STORIA | 02/01/2018 | 07:20 Coppi: Fausto Coppi. Castellania: la chiesetta, il mausoleo, la piazza intitolata a Candido Cannavò, il paese neanche cento anime, ma il villaggio globale, i locali del Comune, la casa-museo, i murales e la statua, la locanda. Cinquantotto anni fa: il 2 gennaio 1960, alle 8.45 di mattina, non qua su a Castellania, ma là sotto a Tortona, in pianura, nell’ospedale, quando l’Airone chiuse le ali e il suo angelo custode, Ettore Milano (l’altro: Sandrino Carrea), gli chiuse gli occhi. Coppi era freddo e nebbia d’inverno e caldo e zanzare d’estate, una famiglia come tante numerosa, numerosa anche di povertà e semplicità, una sola classe per tutta la scuola elementare, l’Italia ristretta fra le due guerre mondiali. Coppi era una voce del verbo faticare aspettare sognare, una voce del silenzio, una voce che sarebbe diventata del padrone ma senza mai spadroneggiare. Coppi era una bicicletta da salumiere, poi una Prina, poi una Legnano e, per sempre, una Bianchi.
Coppi era un ciuffo ribelle, un naso affilato, uno sguardo febbricitante, una smorfia ferita, un petto carenato, un torace pneumatico, due gambe meccaniche, due caviglie affusolate, due piedi alati. Coppi era lo strafuso, il dardéla, ‘l muntagné, era questo qui, era quello là, era un garzone, poi un gregario, una maglia rosa, una maglia bianco e celeste, una maglia gialla, una maglia tricolore e azzurra, una maglia iridata, l’Airone, il Campionissimo.
Coppi era una bandiera, un simbolo, un inno, un inno alla vita, all’avventura, alla gioia, era la radio, il giornale, era la prima pagina della “Gazzetta dello Sport” e la copertina della “Domenica del Corriere”, era titolo e un’invocazione, era un ritaglio, una figurina, una biglia, era un pezzo di Orio Vergani, un fogliettone di Curzio Malaparte, una visione di Dino Buzzati, un articolo di Rino Negri, una cronaca di Mario Fossati, un elogio di Candido Cannavò.

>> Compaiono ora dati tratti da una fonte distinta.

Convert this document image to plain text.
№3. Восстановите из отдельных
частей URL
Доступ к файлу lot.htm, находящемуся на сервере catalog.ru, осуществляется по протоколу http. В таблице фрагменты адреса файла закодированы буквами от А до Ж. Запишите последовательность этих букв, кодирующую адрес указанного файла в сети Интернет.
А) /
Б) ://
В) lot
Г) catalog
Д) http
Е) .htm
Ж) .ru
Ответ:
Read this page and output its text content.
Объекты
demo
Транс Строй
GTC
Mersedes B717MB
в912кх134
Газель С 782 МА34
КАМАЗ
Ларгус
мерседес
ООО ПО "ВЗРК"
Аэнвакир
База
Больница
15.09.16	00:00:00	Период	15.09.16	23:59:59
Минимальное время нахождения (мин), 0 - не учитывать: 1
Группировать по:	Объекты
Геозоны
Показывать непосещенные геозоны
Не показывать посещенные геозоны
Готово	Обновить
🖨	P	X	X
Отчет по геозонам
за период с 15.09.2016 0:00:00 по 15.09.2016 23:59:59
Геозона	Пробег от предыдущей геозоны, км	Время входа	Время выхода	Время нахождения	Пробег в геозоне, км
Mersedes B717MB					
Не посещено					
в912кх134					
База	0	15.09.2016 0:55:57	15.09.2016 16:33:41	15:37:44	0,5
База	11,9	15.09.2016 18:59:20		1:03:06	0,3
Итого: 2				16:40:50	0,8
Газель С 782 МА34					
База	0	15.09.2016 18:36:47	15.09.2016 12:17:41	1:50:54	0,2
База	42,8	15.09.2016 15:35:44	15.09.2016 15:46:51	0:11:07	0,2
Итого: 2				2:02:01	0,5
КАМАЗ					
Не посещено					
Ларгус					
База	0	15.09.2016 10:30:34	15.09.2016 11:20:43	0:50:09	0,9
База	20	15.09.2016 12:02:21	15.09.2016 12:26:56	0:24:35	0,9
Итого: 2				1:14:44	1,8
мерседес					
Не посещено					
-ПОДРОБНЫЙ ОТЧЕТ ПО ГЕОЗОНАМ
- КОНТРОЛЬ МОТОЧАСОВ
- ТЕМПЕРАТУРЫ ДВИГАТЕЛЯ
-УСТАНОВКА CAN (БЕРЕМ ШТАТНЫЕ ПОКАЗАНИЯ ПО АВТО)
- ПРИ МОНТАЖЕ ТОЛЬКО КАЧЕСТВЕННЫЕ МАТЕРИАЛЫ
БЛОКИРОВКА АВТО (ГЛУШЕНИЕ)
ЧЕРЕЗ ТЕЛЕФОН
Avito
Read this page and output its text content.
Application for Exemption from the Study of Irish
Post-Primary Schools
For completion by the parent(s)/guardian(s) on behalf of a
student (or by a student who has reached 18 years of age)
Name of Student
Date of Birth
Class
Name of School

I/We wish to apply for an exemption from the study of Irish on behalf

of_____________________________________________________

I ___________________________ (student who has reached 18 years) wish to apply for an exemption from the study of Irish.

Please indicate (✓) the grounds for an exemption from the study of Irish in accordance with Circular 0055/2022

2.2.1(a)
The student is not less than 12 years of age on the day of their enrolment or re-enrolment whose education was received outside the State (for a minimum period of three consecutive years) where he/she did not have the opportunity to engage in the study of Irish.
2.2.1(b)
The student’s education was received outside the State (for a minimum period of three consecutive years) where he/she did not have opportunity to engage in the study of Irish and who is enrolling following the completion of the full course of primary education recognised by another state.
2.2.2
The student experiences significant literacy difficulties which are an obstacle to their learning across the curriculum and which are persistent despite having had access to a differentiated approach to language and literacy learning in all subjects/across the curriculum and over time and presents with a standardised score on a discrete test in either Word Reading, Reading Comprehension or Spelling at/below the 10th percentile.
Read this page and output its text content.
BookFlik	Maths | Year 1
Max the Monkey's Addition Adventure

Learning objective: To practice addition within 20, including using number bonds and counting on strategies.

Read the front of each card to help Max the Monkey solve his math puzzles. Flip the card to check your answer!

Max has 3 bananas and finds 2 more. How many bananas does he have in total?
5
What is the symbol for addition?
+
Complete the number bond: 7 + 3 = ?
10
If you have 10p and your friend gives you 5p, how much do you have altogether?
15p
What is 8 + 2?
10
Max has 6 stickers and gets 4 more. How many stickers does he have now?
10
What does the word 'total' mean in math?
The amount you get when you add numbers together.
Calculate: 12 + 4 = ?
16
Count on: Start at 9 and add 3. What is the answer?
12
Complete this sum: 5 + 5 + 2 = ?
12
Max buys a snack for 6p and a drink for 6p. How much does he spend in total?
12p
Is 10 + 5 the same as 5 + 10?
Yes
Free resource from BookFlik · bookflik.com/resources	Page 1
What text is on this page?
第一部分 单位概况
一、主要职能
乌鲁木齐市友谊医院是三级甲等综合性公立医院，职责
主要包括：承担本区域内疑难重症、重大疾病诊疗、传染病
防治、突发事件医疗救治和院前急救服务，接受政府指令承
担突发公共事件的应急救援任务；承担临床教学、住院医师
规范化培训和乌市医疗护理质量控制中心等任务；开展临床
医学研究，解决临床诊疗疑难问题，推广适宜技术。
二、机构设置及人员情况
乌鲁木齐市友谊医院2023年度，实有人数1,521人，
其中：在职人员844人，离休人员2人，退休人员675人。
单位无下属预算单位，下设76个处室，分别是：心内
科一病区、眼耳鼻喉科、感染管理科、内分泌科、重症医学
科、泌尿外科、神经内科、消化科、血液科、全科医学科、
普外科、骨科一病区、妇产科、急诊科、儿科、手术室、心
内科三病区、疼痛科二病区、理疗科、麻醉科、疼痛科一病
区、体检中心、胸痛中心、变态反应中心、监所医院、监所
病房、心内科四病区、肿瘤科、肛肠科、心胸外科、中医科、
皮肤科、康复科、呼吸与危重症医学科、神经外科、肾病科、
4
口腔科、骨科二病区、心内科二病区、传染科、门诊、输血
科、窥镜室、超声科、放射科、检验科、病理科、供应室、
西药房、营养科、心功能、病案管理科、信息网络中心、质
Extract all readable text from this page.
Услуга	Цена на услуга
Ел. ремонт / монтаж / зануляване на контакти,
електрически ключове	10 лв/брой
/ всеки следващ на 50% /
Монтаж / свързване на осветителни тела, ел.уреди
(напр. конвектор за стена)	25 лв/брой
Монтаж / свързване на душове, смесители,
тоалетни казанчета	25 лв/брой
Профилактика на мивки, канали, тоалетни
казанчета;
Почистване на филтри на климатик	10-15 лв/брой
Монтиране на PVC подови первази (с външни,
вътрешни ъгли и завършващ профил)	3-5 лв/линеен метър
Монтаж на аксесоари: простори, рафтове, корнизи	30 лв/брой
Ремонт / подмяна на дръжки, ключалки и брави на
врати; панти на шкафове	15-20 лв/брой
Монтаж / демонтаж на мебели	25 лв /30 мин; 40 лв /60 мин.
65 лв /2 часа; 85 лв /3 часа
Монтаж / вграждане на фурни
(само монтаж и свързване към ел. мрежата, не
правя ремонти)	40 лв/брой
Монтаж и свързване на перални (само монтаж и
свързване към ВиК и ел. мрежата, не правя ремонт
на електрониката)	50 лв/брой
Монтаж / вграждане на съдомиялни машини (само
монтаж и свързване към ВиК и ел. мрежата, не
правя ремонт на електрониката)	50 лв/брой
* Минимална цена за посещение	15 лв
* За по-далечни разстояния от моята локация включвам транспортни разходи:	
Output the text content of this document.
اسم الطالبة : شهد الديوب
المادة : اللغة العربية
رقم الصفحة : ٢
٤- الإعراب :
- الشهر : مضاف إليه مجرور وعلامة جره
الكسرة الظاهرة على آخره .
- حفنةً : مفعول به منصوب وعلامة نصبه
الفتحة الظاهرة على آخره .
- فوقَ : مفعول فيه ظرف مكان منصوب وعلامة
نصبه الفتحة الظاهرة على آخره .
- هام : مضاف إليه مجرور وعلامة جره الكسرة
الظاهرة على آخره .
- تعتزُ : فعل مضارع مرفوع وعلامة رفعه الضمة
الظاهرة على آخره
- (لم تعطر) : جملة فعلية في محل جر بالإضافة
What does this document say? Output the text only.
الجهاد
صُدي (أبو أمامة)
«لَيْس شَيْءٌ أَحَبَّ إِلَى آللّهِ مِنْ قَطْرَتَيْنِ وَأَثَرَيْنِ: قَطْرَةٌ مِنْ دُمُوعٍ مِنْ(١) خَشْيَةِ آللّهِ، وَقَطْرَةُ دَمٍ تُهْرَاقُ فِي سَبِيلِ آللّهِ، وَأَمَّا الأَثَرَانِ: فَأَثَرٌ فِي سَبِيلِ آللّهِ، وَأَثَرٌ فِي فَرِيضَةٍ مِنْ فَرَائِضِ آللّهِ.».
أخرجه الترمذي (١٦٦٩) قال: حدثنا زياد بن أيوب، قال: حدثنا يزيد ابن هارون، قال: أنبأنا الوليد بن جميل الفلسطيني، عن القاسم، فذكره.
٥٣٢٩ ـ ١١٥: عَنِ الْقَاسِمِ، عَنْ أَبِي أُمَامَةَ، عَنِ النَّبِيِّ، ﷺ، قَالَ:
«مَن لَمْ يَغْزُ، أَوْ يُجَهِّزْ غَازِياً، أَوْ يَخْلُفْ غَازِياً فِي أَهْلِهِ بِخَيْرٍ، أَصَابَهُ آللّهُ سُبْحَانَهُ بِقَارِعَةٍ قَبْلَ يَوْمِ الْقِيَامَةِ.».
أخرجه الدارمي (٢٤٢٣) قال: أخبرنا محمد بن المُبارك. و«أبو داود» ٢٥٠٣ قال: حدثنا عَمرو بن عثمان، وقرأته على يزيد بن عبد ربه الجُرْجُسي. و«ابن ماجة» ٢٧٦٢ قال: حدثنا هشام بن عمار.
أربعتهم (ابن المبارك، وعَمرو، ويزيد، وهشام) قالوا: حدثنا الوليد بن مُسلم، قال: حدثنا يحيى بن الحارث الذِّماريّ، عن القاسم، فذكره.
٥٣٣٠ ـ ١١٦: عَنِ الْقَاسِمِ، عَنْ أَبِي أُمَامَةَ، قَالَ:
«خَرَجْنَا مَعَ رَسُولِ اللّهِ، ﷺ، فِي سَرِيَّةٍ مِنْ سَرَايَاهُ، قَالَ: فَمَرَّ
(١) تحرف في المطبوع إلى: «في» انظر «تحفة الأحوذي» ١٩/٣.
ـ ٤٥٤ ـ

Coppi era una vittoria e comunque una rivincita, era un inizio e la sua fine è stato l’inizio di un’altra epoca, di un’altra era, una sorta di spartiacque, il prima e il dopo, un dopo fondato sul prima, perché a quel punto Coppi era il ciclismo, a pedali e a parole, a immagini e a pensieri, a scienza e a letteratura, in eterna fuga e al suo infinito inseguimento.
Ecco perché il 2 gennaio, ogni 2 gennaio, si ricorda Coppi ma si festeggia la bicicletta e si celebra il ciclismo. E tutto aiuta a tirare avanti: la messa nella chiesetta di Castellania, il mercatino dell’usato e dell’antico, il calendario, i premi Welcome Castellania (stavolta a Paolo Viberti e Sergio Meda) e Fausto Balduzzi (a Andrea Corradi), la presentazione di un libro (stavolta “Un’altra storia di Fausto Coppi” di Salvatore Lombardo con Faustino Coppi al Museo dei Campionissimi di Novi Ligure) e poi gli incontri cicloletterari nel Borgo di Castellania e nella locanda Il Grande Airone.
Siamo tutti coppiani: Coppi era un lontano parente, e in quel Coppi c’eravamo già anche noi.